P.J. Berry

No. 8
- Position:: Wide receiver

Personal information
- Born:: December 18, 1982 (age 42) Hopewell, Virginia
- Height:: 6 ft 0 in (1.83 m)
- Weight:: 200 lb (91 kg)

Career information
- High school:: Hopewell (VA)
- College:: Virginia State
- NFL draft:: 2006: undrafted

Career history
- South Georgia Wildcats (2008); Bossier-Shreveport Battle Wings (2009–2010); New Orleans VooDoo (2011); Pittsburgh Power (2012–2013); San Antonio Talons (2014);

Career highlights and awards
- American Conference All-af2 First Team (2008); 2× First Team All-Arena (2011, 2012); 2× All-Ironman Team (2011); Ironman of the Year (2011);

Career Arena League statistics
- Receptions:: 469
- Receiving yards:: 5,365
- Kickoff return yards:: 6,589
- Rushing yards:: 97
- Total TDs:: 127
- Stats at ArenaFan.com

= P. J. Berry =

American football player (born 1982)

Pharisse J. Berry (born December 18, 1982) is an American former professional football wide receiver who played in the Arena Football League (AFL). Berry played collegiately at Virginia State University.

==Early life==
Born the son of Pharisse Sr. and Virginia Berry, P.J. attended Hopewell High School in Hopewell, Virginia, where he was a two-sport star, lettering in football and baseball. He was an All-District selection in football as a junior and senior, while playing defensive back, quarterback and returned punts. Played baseball for three seasons, where he started mainly in centerfield, and also notched some innings as a pitcher. He was named All-Region twice in baseball. Voted to the Hopewell All-Decade Team for the 2000s (2000–09).

==College career==
Berry chose to continue his athletic career in college at Virginia State University, where he was a four-year letterwinner and was named All-Central Intercollegiate Athletic Association all four years at Virginia State. Selected All-Conference as a wide receiver as a freshman and sophomore, selected as kick returner as a junior and senior. Garnered All-American First Team honors as kick returner his senior season from the American Coaches Association. He is one of only two players to ever be named an All-American in football at Virginia State. In 2005, he was second in the nation returning kicks with a 34.4 yards/return average. He compiled over 3,000 all-purpose yards for his career. Named Division II Player of the Year for the state of Virginia in 2005. Also played baseball for Virginia State, where he was selected All-CIAA every season as a centerfielder, and boasted a .310 career batting average. Led the nation in stolen bases as a senior in 2005, swiping 39-of-40 attempts.

==Professional career==

===South Georgia Wildcats===
After sitting out a few years, Berry signed and played with the South Georgia Wildcats of the af2, in 2008, recording 3,229 all-purpose yards. As a receiver, Berry caught 92 passes totaling 1,425 yards and including 28 touchdown receptions. As a kick returner, Berry scored 6 touchdowns on his way to accumulating 1,753 return yards, as well as adding 2 rushing touchdowns. For his efforts, he was named American Conference All-af2 First Team.
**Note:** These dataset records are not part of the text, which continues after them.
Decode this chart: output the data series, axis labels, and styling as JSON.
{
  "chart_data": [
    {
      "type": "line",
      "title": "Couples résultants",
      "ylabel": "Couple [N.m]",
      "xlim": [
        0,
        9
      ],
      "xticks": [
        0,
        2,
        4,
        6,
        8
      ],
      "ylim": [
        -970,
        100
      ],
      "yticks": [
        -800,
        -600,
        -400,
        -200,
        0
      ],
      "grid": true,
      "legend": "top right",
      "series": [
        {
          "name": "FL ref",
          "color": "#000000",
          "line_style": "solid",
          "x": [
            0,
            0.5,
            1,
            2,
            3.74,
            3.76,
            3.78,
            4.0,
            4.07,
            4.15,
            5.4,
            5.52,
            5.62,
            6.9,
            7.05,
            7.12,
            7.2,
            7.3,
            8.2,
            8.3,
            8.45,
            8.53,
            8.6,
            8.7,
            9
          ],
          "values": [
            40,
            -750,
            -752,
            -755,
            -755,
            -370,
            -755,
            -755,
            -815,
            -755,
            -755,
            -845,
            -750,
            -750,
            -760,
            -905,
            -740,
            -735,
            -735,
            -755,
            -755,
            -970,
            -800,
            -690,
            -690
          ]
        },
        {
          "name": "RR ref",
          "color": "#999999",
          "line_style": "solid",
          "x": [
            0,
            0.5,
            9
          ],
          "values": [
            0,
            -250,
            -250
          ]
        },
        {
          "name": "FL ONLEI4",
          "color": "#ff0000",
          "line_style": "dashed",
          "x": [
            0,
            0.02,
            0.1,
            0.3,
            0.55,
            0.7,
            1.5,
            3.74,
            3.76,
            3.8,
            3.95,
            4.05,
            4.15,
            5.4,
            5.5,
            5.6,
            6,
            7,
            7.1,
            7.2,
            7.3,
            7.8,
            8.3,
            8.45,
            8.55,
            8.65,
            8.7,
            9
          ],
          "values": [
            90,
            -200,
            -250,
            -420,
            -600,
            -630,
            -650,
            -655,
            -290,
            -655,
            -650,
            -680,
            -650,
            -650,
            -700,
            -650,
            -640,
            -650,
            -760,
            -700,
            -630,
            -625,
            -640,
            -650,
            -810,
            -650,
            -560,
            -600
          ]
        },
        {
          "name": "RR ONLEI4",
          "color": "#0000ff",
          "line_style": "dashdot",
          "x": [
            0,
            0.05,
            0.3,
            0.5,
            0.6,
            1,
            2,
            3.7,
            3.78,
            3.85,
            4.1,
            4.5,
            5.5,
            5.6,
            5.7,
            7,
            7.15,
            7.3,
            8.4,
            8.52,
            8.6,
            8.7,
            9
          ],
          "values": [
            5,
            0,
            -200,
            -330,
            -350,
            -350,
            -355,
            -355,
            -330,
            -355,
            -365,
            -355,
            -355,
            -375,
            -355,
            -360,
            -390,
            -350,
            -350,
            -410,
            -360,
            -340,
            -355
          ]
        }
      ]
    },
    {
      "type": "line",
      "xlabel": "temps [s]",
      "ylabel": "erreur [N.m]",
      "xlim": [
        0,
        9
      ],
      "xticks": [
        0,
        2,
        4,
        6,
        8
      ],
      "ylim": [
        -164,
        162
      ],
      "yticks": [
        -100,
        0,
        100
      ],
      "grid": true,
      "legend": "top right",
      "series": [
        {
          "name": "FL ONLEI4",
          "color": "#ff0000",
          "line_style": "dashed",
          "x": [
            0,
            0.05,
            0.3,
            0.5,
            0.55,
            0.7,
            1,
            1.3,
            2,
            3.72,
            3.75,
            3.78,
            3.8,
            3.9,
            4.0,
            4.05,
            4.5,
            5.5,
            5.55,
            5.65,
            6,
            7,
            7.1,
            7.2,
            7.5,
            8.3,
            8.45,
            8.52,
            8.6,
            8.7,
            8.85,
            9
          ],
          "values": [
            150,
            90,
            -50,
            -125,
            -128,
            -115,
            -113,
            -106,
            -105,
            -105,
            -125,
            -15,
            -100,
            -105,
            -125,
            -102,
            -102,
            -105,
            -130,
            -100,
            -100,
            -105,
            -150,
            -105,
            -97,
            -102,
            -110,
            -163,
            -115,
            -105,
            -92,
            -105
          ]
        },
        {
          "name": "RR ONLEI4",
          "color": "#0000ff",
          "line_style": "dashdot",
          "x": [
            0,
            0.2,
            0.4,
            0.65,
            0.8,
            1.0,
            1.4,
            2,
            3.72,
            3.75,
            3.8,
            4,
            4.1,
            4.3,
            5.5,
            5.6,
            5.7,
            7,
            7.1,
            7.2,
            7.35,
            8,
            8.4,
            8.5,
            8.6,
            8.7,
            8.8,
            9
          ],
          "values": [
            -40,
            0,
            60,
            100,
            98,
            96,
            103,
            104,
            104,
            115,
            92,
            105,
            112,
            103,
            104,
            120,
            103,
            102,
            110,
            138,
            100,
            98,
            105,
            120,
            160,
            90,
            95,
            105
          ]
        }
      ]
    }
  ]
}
===Bossier-Shreveport Battle Wings===
For the 2009 season, Berry joined the af2 Bossier-Shreveport Battle Wings. In his 2nd year with the team, the Battle Wings joined the re-formed Arena Football League. There Berry posted 118 catches for 1,352 yards and had 33 touchdowns. He also had 65 kick-off returns for 1,171 yards and 2 touchdowns.

===New Orleans VooDoo===
Berry signed with the New Orleans VooDoo on January 5, 2010 for the 2011 season. Berry set new AFL single-season records in all-purpose yards (3,708) and kickoff returns (101) in 2011. He became the first player in VooDoo history and the first from a New Orleans franchise since 1991 to win the award. Offensively, Berry ranked fourth in the AFL in receptions with 155. He led the VooDoo in receiving with 1,593-yards and 27 touchdowns on the year. He also notched 47-yards and nine touchdowns on the ground this season. As a returnman, Berry led the League with 2,043 kick return yards and five touchdowns, giving him 41 total touchdowns on the year. As a result of his fantastic play all season, Berry was named the 2011 JLS Ironman of the Year.

===Pittsburgh Power===
Berry signed with the Pittsburgh Power for the 2012 season. In 2012, he caught 111 passes for 1,282 yards and 18 touchdowns. Berry finished the season with First Team All-AFL honors and All-Ironman recognition as a special teams player after recording 111 kick returns for a Power franchise record of 2,024 yards.

Berry re-signed with the Power on March 6, 2013.

===San Antonio Talons===
Berry was assigned to the San Antonio Talons on January 30, 2014. The Talons folded after the 2014 season.